Wel staat schuldhulpverlening open aan natuurlijke personen die (o.a.) schulden hebben in verband met de liquidatie van een onderneming mits de onderneming is beëindigd.

Artikel 3.        Aanbod schuldhulpverlening

In lid 1 is aangegeven dat het college schuldhulpverlening verleent indien het college schuldhulpverlening noodzakelijk acht. Op deze manier wordt enerzijds recht gedaan aan het beleidsmatige uitgangspunt van de eigen verantwoordelijkheid. Daar waar de inwoner in staat moet worden geacht om de (dreigende) schuldenproblematiek zelf aan te pakken en te regelen, kan schuldhulpverlening achterwege blijven. Anderzijds wordt middels dit lid, evenals lid 2, recht gedaan aan het beleidsmatige uitgangspunt dat schuldhulpverlening selectief en gericht ingezet dient te worden. Daar waar sprake is van een schuldenpakket dat zich niet laat regelen in combinatie met een onregelbare verzoeker, kan een aanvraag worden geweigerd.

Lid 2:

Dit artikel toont de kern van schuldhulpverlening nieuwe stijl: een gerichte en selectieve toepassing van schuldhulpverlening. Het gaat om maatwerk. De inzet van producten kan per situatie verschillen. In lid 2 van dit artikel worden vier  factoren genoemd die bepalen in welke mate de gemeente één of meerdere producten schuldhulpverlening aanbiedt:

a.         zwaarte c.q. omvang van de schulden;

b.         psycho-sociale  situatie;

c.         houding en gedrag van de aanvrager;

d.         een eventueel eerder gebruik van schuldhulpverlening.

Ten aanzien van het bepaalde in de leden 1 en 2 kunnen in de toekomst nadere regels worden gesteld: tot het moment dat die regels er zijn, zal op basis van het maatwerkprincipe zoals neergelegd in dit artikel in combinatie met algemene beginselen van behoorlijk bestuur, besluitvorming plaatsvinden.

Artikel 4.        Verplichtingen en gevolgen schending daarvan

Met dit artikel wordt de eigen verantwoordelijkheid van de hulpvrager voorop gesteld. Het behoort tot de verantwoordelijkheid van mensen zelf om tijdig de benodigde informatie te geven (lid 1) en medewerking te verlening (lid 2). Dit zowel in de fase van aanvraag als gedurende de looptijd van een traject.

Wat betreft de verplichting tot medewerking is in lid 2 een aantal verplichtingen benoemd. Dit is geen limitatieve opsomming.

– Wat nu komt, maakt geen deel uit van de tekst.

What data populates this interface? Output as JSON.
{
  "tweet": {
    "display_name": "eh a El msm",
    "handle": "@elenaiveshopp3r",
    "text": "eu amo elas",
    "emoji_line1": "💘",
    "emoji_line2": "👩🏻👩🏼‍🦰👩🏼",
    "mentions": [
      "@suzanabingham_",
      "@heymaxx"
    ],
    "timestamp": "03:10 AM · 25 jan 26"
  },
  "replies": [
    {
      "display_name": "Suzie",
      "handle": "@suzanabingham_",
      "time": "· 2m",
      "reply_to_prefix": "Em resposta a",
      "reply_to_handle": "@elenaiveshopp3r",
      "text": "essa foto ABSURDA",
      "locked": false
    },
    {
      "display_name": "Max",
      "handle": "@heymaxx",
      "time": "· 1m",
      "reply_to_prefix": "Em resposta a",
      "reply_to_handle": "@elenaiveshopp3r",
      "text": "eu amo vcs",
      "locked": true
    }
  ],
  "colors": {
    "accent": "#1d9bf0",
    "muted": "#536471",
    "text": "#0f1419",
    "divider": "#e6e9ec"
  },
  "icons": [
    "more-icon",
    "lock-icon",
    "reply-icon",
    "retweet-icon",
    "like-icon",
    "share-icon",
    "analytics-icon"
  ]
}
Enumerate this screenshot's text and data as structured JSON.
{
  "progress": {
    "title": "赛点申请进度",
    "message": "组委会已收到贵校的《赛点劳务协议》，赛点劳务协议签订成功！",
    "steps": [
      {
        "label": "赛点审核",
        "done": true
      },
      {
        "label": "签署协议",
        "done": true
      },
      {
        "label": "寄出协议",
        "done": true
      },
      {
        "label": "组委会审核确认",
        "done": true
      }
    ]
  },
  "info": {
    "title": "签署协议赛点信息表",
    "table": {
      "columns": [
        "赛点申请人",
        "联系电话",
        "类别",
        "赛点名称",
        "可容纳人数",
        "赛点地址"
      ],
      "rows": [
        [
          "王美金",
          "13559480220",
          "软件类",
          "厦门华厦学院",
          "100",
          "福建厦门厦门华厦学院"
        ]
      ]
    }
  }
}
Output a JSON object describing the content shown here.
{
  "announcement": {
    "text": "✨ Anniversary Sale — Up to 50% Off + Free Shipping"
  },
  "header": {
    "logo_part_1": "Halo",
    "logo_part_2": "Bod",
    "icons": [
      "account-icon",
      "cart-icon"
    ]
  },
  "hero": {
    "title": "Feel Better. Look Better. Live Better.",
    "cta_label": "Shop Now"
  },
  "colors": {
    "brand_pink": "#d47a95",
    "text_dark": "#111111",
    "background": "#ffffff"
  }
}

Artikel 5.        Weigeren - beëindigen - hersteltermijn

Indien verzoeker niet of in onvoldoende mate zijn verplichtingen nakomt zoals neergelegd in artikel 4, leden 1 en 2, kan het college besluiten om schuldhulpverlening te weigeren dan wel te beëindigen. Alvorens dat te doen wordt, conform lid 2, verzoeker eenmaal een termijn geboden om alsnog, de gevraagde medewerking te verlenen of informatie te verstrekken. De termijn die aan verzoeker wordt gesteld is in dit artikel bewust niet benoemd. De termijn dient een redelijke te zijn. Wat redelijk is, hangt samen met het type verplichting.

Komt verzoeker ook gedurende de herstelperiode zijn verplichting niet na, dan kan het college besluiten tot weigering of beëindiging van de schuldhulpverlening. In het kader van eigen verantwoordelijkheid wordt een eenmalige hersteltermijn voldoende geacht.

Artikel 5 is geformuleerd als een zogenaamde "kan"-bepaling. Het college heeft de bevoegdheid tot weigering of beëindiging, maar niet de verplichting. Dit geeft het college met name ruimte om van een weigering of beëindiging af te zien, indien elke vorm van verwijtbaarheid ontbreekt.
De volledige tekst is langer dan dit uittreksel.